KL: Our chronic illness support program is a key component of that value-based insurance design. It focuses more of the benefits side of the equation. Another specific effort of ours focuses on reducing the incidence of hospital emergency department utilization for non-emergent needs. Ultimately, the member needs to be connected with a primary care medical home and ensuring that the right care is available at the right time in the right place.

Michael Gendreau, CHO's director of outreach, education and communications: We have a program with St. Mary’s Hospital that’s very similar to what we’ve been talking about. What they were doing is this: Every two weeks the care managers at St. Mary’s were sending a file over to our care management team.
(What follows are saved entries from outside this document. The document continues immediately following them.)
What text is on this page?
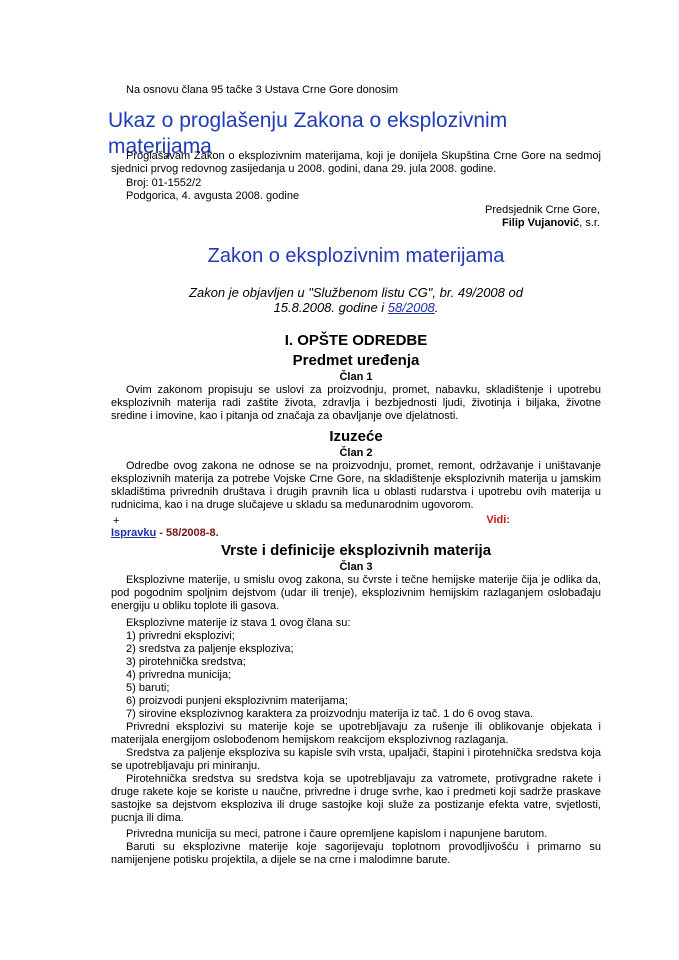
Na osnovu člana 95 tačke 3 Ustava Crne Gore donosim

Ukaz o proglašenju Zakona o eksplozivnim materijama

Proglašavam Zakon o eksplozivnim materijama, koji je donijela Skupština Crne Gore na sedmoj sjednici prvog redovnog zasijedanja u 2008. godini, dana 29. jula 2008. godine.

Broj: 01-1552/2

Podgorica, 4. avgusta 2008. godine

Predsjednik Crne Gore,

Filip Vujanović, s.r.

Zakon o eksplozivnim materijama

Zakon je objavljen u "Službenom listu CG", br. 49/2008 od

15.8.2008. godine i 58/2008.

I. OPŠTE ODREDBE
Predmet uređenja
Član 1

Ovim zakonom propisuju se uslovi za proizvodnju, promet, nabavku, skladištenje i upotrebu eksplozivnih materija radi zaštite života, zdravlja i bezbjednosti ljudi, životinja i biljaka, životne sredine i imovine, kao i pitanja od značaja za obavljanje ove djelatnosti.

Izuzeće
Član 2

Odredbe ovog zakona ne odnose se na proizvodnju, promet, remont, održavanje i uništavanje eksplozivnih materija za potrebe Vojske Crne Gore, na skladištenje eksplozivnih materija u jamskim skladištima privrednih društava i drugih pravnih lica u oblasti rudarstva i upotrebu ovih materija u rudnicima, kao i na druge slučajeve u skladu sa međunarodnim ugovorom.

+	Vidi:

Ispravku - 58/2008-8.

Vrste i definicije eksplozivnih materija
Član 3

Eksplozivne materije, u smislu ovog zakona, su čvrste i tečne hemijske materije čija je odlika da, pod pogodnim spoljnim dejstvom (udar ili trenje), eksplozivnim hemijskim razlaganjem oslobađaju energiju u obliku toplote ili gasova.

Eksplozivne materije iz stava 1 ovog člana su:

1) privredni eksplozivi;

2) sredstva za paljenje eksploziva;

3) pirotehnička sredstva;

4) privredna municija;

5) baruti;

6) proizvodi punjeni eksplozivnim materijama;

7) sirovine eksplozivnog karaktera za proizvodnju materija iz tač. 1 do 6 ovog stava.

Privredni eksplozivi su materije koje se upotrebljavaju za rušenje ili oblikovanje objekata i materijala energijom oslobođenom hemijskom reakcijom eksplozivnog razlaganja.

Sredstva za paljenje eksploziva su kapisle svih vrsta, upaljači, štapini i pirotehnička sredstva koja se upotrebljavaju pri miniranju.

Pirotehnička sredstva su sredstva koja se upotrebljavaju za vatromete, protivgradne rakete i druge rakete koje se koriste u naučne, privredne i druge svrhe, kao i predmeti koji sadrže praskave sastojke sa dejstvom eksploziva ili druge sastojke koji služe za postizanje efekta vatre, svjetlosti, pucnja ili dima.

Privredna municija su meci, patrone i čaure opremljene kapislom i napunjene barutom.

Baruti su eksplozivne materije koje sagorijevaju toplotnom provodljivošću i primarno su namijenjene potisku projektila, a dijele se na crne i malodimne barute.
And our care management team was able to do a deeper dive and analyze the care that was given to each member and then we were able to reach out to the member and wrap the services around them so that they can stay at home and stay well.

That would not have happened without that ongoing sharing of information. And, again, it goes to that foundational notion of trust.

MB: What kind of testimonies are you hearing from your members?

KL: One that comes to mind is a member who has diabetes and was increasingly disabled without the proper management of his condition. With the support of our coverage and the chronic illness support program, he was able to get back on track and jump-start his activity. He previously had been very active prior to the onset of disease and through his own determination combined with our coverage for disease treatment and our client support, it got him to a better place.

There also have been other instances of members seeking treatment and identifying sources of treatment outside of the area. And our care management team has been invested in reaching out and identifying sources of care within our service area in Maine and New Hampshire.

MB: In other words, these people had been going out of the state for their care?

KL: Yes. So that effort really allows people to save and stay close to home, closer to healthy support systems. Some of them had been going to Florida, Arizona, California. We had been getting bills from out-of-network facilities, which had much-higher costs and we weren’t seeing the outcomes that we wanted to see for our members.

The members really see the care managers as advocates for them.